Leadership in a time of transparency: The disintegration of walls between the executive suite and markets, governments, and even employees has not just exposed corporate leadership to potential reputational damage – it has also opened investors to new vulnerabilities, as company after company has been shaken by revelations of questionable conduct at best, or illegal activities at worst.
But in 2019, The MSCI authors anticipate investors will stop asking after a scandal, “What did the board know, and when did they know it?” and start asking before a scandal hits, “What are my rights as shareholders?” Investors are starting to insist that, while the parade of CEOs behaving badly may be difficult to predict and avoid, replacing them and cleaning house in the wake of a scandal should not be.
The following perspective is from Philippe Jordan, President of Capital Fund Management (CFM). For his full insights on ESG investing, go here.
It is clear that ESG data presents as both the biggest impediment to security selection, and (probably) the most commercial opportunity. ESG also fits nicely into the contemporary thinking that traditional indicators could (and should) be augmented with non-traditional data in forming a more holistic view of firm risk and value.
The story of ESG is in large part the story of alternative data, with the unstructured nature of data an opportunity for systematic quant investors being uniquely positioned to uncover and discern between what information could be alpha generating or not. As it stands, managers could either tap into the vast choice of commercially available data sources (while being cognizant of the hazards of this approach), or employ their own skill to scrutinize alternative data. This will, either way, imply a cost to those managers willing to make an investment in this research.
It is, however, clear that many Hedge Funds remain uneager to embark on such an endeavor. A survey by Unigestion reveals that more than half of European-based hedge funds are reluctant about ESG integration, compared to nearly 70% of US-based hedge funds.
A main concern for the lack of interest, is the unease about the quality of data. That data should be improved is a widely agreed objective, advocated by the finance industry and non-governmental organizations. A few organizations are making strides into setting the pace for data quality and comparability. The Task Force on Climate-related Financial Disclosures (TCFD), which helps companies identify climate-related risks, is one. There are, furthermore, various policy initiatives driving an increase in corporate disclosures related to ESG issues. According to the Governance & Accountability Institute, 85% of S&P 500 Companies published some form of sustainability report in 2017. This is up from the 20% that published these types of report in 2011, despite different levels of transparency.

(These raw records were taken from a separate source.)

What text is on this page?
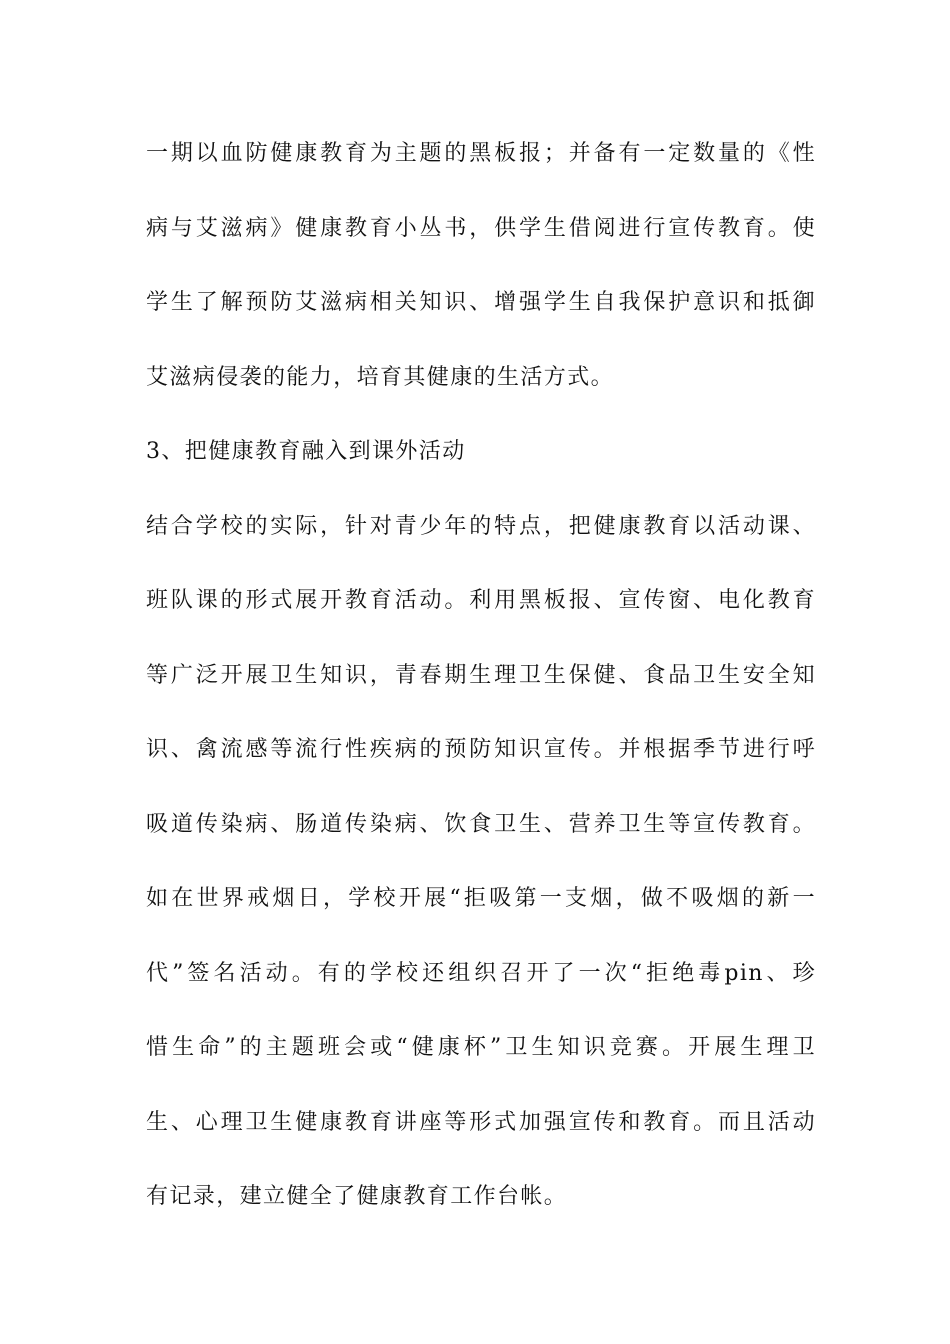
一期以血防健康教育为主题的黑板报；并备有一定数量的《性
病与艾滋病》健康教育小丛书，供学生借阅进行宣传教育。使
学生了解预防艾滋病相关知识、增强学生自我保护意识和抵御
艾滋病侵袭的能力，培育其健康的生活方式。
3、把健康教育融入到课外活动
结合学校的实际，针对青少年的特点，把健康教育以活动课、
班队课的形式展开教育活动。利用黑板报、宣传窗、电化教育
等广泛开展卫生知识，青春期生理卫生保健、食品卫生安全知
识、禽流感等流行性疾病的预防知识宣传。并根据季节进行呼
吸道传染病、肠道传染病、饮食卫生、营养卫生等宣传教育。
如在世界戒烟日，学校开展“拒吸第一支烟，做不吸烟的新一
代”签名活动。有的学校还组织召开了一次“拒绝毒pin、珍
惜生命”的主题班会或“健康杯”卫生知识竞赛。开展生理卫
生、心理卫生健康教育讲座等形式加强宣传和教育。而且活动
有记录，建立健全了健康教育工作台帐。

There are claims that machine learning, big data and artificial intelligence are enabling better analysis of ESG data. Despite the benefits and opportunities this presents in a systematic framework, this claim should be met with some caution. Machine learning is not always uniquely positioned to tackle all problems in finance. A recent paper by Arnott et al. highlights one of the “crucial limitations” of machine learning, namely “data availability”, since machine learning applications work best when there exists a vast amount of data. While the amount of data that could pertain to ESG-like issues has increased, one is susceptible to overfitting and finding spurious relationships with data that are not relevant, or material.
Another barrier often cited for ESG investment practices is the limited understanding of the material ESG issues affecting firms. It is likely that firms will allocate more resources and expertise if they are truly committed to ESG investment.